1979年に集英社「週刊少年ジャンプ」で連載が開始されたマンガ『キン肉マン』は、超人と呼ばれる屈強な肉体を持つ者同士によるリング上でのプロレス系格闘バトルを中心に描かれる作品です。2024年からは、新作アニメ「完璧超人始祖編」が放送されるとの発表に、期待するファンの声が上がっています。

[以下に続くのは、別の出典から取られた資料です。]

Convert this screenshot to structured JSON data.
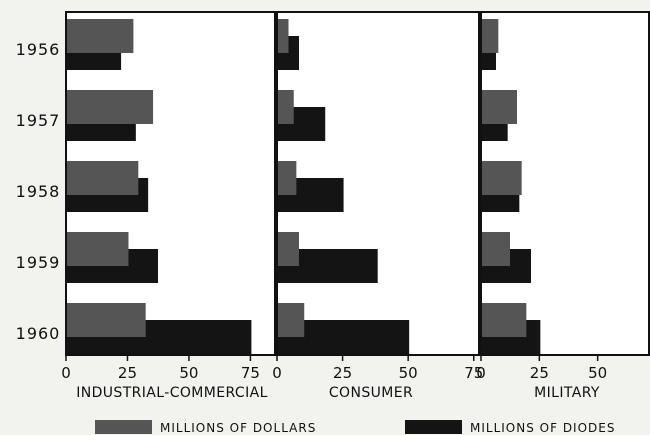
{
  "chart_data": {
    "type": "bar",
    "orientation": "horizontal",
    "categories": [
      "1956",
      "1957",
      "1958",
      "1959",
      "1960"
    ],
    "panels": [
      {
        "xlabel": "INDUSTRIAL-COMMERCIAL",
        "ticks": [
          0,
          25,
          50,
          75
        ],
        "xlim": [
          0,
          85
        ],
        "series": [
          {
            "key": "dollars",
            "values": [
              27,
              35,
              29,
              25,
              32
            ]
          },
          {
            "key": "diodes",
            "values": [
              22,
              28,
              33,
              37,
              75
            ]
          }
        ]
      },
      {
        "xlabel": "CONSUMER",
        "ticks": [
          0,
          25,
          50,
          75
        ],
        "xlim": [
          0,
          77
        ],
        "series": [
          {
            "key": "dollars",
            "values": [
              4,
              6,
              7,
              8,
              10
            ]
          },
          {
            "key": "diodes",
            "values": [
              8,
              18,
              25,
              38,
              50
            ]
          }
        ]
      },
      {
        "xlabel": "MILITARY",
        "ticks": [
          0,
          25,
          50
        ],
        "xlim": [
          0,
          72
        ],
        "series": [
          {
            "key": "dollars",
            "values": [
              7,
              15,
              17,
              12,
              19
            ]
          },
          {
            "key": "diodes",
            "values": [
              6,
              11,
              16,
              21,
              25
            ]
          }
        ]
      }
    ],
    "legend": {
      "placement": "bottom",
      "items": [
        {
          "key": "dollars",
          "label": "MILLIONS OF DOLLARS"
        },
        {
          "key": "diodes",
          "label": "MILLIONS OF DIODES"
        }
      ]
    },
    "colors": {
      "dollars": "#555555",
      "diodes": "#141414",
      "frame": "#111111",
      "plot_bg": "#ffffff"
    }
  }
}
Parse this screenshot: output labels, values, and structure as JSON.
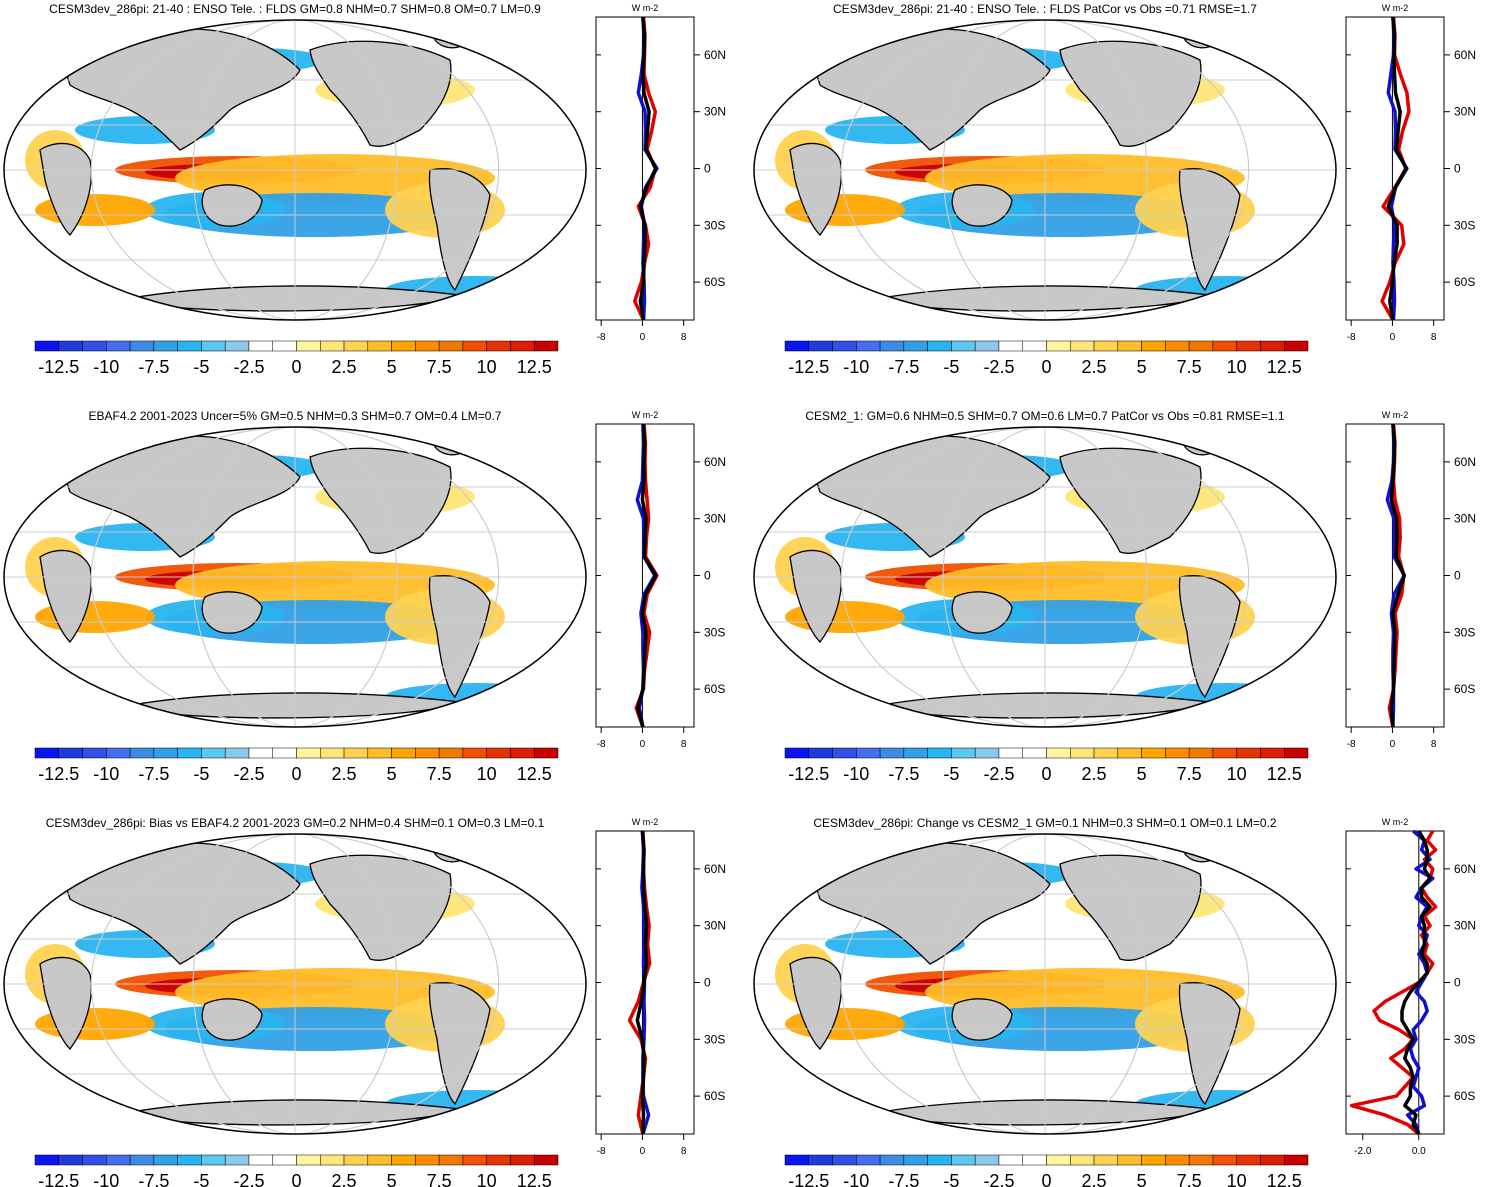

一方で、連載初期のマンガ『キン肉マン』では、最近の内容しか知らないファンからすると、思わず「何やってんだ?」と言いたくなるような、いわゆる「トンデモバトル」も描かれていました。
まずは、作中で描かれた最初の超人オリンピックである「第20回 超人オリンピック」の予選から、3つのトンデモバトルを見ていきましょう。
「各国を代表する超人が集まって最強の座を競う」という趣旨で開かれる大会の第一次予選は、なんとジャンケンでした。不満を露わにする超人たちに対して、キン肉マンの父、真弓から「スーパーヒーローは運も必要」との説得がなされます。実際、ロビンマスクやテリーマンといった優勝候補と目されている超人は見事に勝ち抜いており、理にかなっているといえるのかもしれません。
第一次予選を突破した超人は、第二次予選でウェイトリフティングに挑みます。ただし、超人たちはバーベルの代わりに怪獣を持ち上げるというものです。そこへ、大会を邪魔しようとするキン骨マンの妨害も入り、スペシャルマンなどの有力な超人が敗退していきました。なお、競技に怪獣が用いられた理由はよくわかりません。
その後、行われた最終予選は月への往復マラソンです。出発した次のページには月面に到着する超人がいる一方、飛行が苦手な超人にはジェット噴射機が貸し出されるなど、そもそも競技として成立しているのかは不明です。また、大会の趣旨であるはずの、リング上でのバトルに飛行速度がどれくらい関連するのか、一抹の疑問が残ります。
ちなみに超人の飛行速度については、1998年に集英社ジャンプコミックスセレクションから発売された『キン肉マン77の謎』(ホーム社)にて、マッハ300以上と推定されています。超人の能力には驚かされますね。